Zwischen den Zeilen hört man im Kanzleramt und Gesundheitsressort Folgendes: Den Ländern wurden Möglichkeiten gegeben, regional auf die Covid-Krise zu reagieren – das müssten sie jetzt einfach tun. Dass die meisten Maßnahmen unpopulär sind, stehe außer Zweifel. Aber insbesondere im Anschober-Ressort verweist man darauf, dass in mehreren Bundesländern die Intensiv-Kapazitäten in wenigen Tagen ausgelastet sind. Und von Seiten Anschobers wird man darauf drängen, auch die Bürgermeister und Lokalpolitiker wieder an ihre Vorbildwirkung zu erinnern.
Experten uneins
Erschwert wurden die Gespräche dadurch, dass die eingeladenen Experten eine extrem große Bandbreite an Einschätzungen und Empfehlungen abgaben, wie zu vernehmen war. Sie reichten von harten umfassenden Lockdown-Maßnahmen bis hin zu kontrollieren Öffnungen etwa von Schanigärten, um "wilde" Ansammlungen zu verhindern.

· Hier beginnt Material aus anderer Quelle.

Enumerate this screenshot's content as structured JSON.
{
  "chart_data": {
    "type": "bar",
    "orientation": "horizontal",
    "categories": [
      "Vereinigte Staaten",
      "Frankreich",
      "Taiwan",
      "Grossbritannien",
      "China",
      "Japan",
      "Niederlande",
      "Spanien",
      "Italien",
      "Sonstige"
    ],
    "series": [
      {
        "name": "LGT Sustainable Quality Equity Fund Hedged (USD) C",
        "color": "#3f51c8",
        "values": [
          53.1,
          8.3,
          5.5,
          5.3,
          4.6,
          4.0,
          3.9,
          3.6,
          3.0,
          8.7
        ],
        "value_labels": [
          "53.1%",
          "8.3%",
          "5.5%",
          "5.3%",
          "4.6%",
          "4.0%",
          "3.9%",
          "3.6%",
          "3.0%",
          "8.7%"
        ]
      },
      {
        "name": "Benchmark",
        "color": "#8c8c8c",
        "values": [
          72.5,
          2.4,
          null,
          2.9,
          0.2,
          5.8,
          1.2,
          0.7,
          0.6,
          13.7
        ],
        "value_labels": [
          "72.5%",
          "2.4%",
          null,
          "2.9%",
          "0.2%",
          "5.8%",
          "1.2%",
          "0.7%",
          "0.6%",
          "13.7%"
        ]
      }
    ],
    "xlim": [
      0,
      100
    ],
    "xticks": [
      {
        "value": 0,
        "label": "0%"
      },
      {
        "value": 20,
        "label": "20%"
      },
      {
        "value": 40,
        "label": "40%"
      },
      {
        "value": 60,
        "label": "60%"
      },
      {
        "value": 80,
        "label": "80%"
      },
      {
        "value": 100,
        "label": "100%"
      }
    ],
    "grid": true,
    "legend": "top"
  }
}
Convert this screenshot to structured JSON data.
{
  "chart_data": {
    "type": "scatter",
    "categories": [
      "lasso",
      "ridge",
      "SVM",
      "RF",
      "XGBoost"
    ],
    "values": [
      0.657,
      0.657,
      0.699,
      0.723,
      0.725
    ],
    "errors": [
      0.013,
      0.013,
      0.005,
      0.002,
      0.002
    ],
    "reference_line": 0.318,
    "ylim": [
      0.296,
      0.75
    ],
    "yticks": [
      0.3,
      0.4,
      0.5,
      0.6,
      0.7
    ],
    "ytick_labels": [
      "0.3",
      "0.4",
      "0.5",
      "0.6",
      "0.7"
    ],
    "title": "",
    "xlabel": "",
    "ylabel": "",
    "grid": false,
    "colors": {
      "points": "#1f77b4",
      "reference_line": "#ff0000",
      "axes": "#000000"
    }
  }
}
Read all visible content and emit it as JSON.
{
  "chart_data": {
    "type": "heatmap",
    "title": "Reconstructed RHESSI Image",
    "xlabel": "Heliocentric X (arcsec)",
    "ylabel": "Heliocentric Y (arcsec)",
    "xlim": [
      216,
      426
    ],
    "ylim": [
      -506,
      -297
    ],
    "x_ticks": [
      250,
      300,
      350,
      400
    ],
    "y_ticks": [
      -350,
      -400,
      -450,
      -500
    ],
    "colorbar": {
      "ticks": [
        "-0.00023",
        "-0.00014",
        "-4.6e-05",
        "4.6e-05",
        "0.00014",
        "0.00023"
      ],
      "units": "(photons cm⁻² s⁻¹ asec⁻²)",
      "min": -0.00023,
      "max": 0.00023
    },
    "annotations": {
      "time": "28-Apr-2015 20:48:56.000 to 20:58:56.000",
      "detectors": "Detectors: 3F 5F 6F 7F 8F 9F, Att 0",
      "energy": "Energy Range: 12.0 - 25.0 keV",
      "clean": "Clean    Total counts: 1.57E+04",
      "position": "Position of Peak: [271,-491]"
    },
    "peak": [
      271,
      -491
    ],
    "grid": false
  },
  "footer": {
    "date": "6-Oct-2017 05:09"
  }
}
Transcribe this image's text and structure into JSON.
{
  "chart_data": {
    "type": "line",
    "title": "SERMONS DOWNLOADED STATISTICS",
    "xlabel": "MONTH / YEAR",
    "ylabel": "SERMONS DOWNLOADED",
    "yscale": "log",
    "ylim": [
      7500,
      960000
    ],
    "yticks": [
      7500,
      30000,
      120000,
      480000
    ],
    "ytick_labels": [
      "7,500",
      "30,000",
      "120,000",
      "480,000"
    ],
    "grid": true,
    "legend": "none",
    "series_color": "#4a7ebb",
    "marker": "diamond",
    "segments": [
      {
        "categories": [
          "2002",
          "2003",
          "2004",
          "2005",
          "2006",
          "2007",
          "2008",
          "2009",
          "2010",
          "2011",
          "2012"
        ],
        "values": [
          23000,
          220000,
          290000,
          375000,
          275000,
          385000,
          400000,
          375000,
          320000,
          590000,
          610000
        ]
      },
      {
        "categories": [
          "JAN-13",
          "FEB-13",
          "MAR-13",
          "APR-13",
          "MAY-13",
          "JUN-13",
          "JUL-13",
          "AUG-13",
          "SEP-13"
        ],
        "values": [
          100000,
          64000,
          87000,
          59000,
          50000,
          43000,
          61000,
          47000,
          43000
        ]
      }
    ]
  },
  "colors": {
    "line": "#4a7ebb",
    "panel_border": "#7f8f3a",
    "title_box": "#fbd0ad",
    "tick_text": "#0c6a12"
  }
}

Für Letzteres tritt Umweltmediziner Hans-Peter Hutter ein: „Es geht vor allem um die jüngeren Menschen, die durch die Virus-Mutation stärker gefährdet sind“, sagte er vor der Sitzung dem KURIER.
Gleichzeitig betont er, dass strengere Ausgangbeschränkungen gerade bei dieser Gruppe wohl kaum etwas bewirken werden. Vielleicht sei es besser, für sie Möglichkeiten zu schaffen, dass sie einander unter geordneten Bedingungen im Freien treffen können.
Eine der zentralen Fragen, um die sich die Gespräche drehten: Wie gelingt es, schärfere Maßnahmen so der Bevölkerung zu erklären, dass sie sie noch befolgt? Einigkeit herrschte darin, dass die Regeln für alle drei Bundesländer gleich gelten müssten. Mehr noch: Es sei zu diskutieren, ob es nicht bundesweite Verschärfungen brauche.
Unklar blieb vorerst jedoch, wie diese aussehen sollen: Bis Mitternacht dauerten die Gespräche noch an.